Comment #1 by yebblies — 2013-01-16T18:59:22Z
The problem is that using the gc in a destructor is perfectly valid for two reasons:
- InvalidMemoryOperationError is just an implementation deficiency
- You can manually call the destructor
The first reason will go away eventually.
Comment #2 by Marco.Leise — 2013-06-18T15:27:46Z
(In reply to comment #1)
> - You can manually call the destructor
Which more or less means that if such an object is allocated with new, there must always be a pointer to it to prevent automatic collection.
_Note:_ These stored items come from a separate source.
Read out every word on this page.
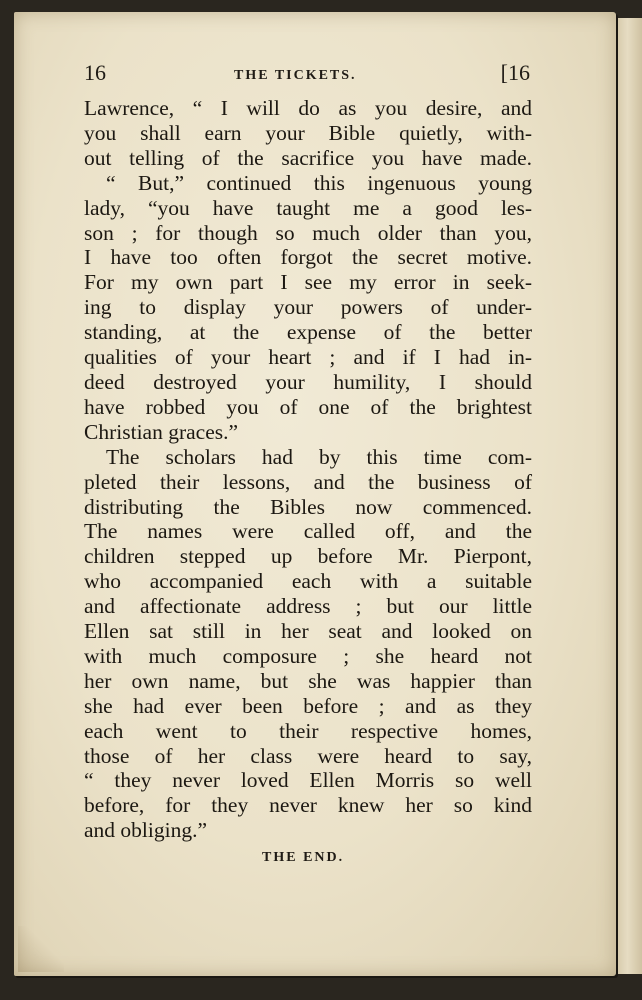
16	THE TICKETS.	[16
Lawrence, “ I will do as you desire, and
you shall earn your Bible quietly, with-
out telling of the sacrifice you have made.
“ But,” continued this ingenuous young
lady, “you have taught me a good les-
son ; for though so much older than you,
I have too often forgot the secret motive.
For my own part I see my error in seek-
ing to display your powers of under-
standing, at the expense of the better
qualities of your heart ; and if I had in-
deed destroyed your humility, I should
have robbed you of one of the brightest
Christian graces.”
The scholars had by this time com-
pleted their lessons, and the business of
distributing the Bibles now commenced.
The names were called off, and the
children stepped up before Mr. Pierpont,
who accompanied each with a suitable
and affectionate address ; but our little
Ellen sat still in her seat and looked on
with much composure ; she heard not
her own name, but she was happier than
she had ever been before ; and as they
each went to their respective homes,
those of her class were heard to say,
“ they never loved Ellen Morris so well
before, for they never knew her so kind
and obliging.”
THE END.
Because it has to be manually destroyed to be safe.
Or can the GC be improved in this regard?
Comment #3 by dlang-bugzilla — 2017-07-02T18:51:39Z
(In reply to Marco Leise from comment #2)
> Which more or less means that if such an object is allocated with new, there
> must always be a pointer to it to prevent automatic collection. Because it
> has to be manually destroyed to be safe.
> Or can the GC be improved in this regard?
Just use C malloc. This is what RefCounted!T does.
Comment #4 by razvan.nitu1305 — 2022-08-16T11:40:15Z
This should be the job of a third party tool. It's not the compiler's job to check for things like this.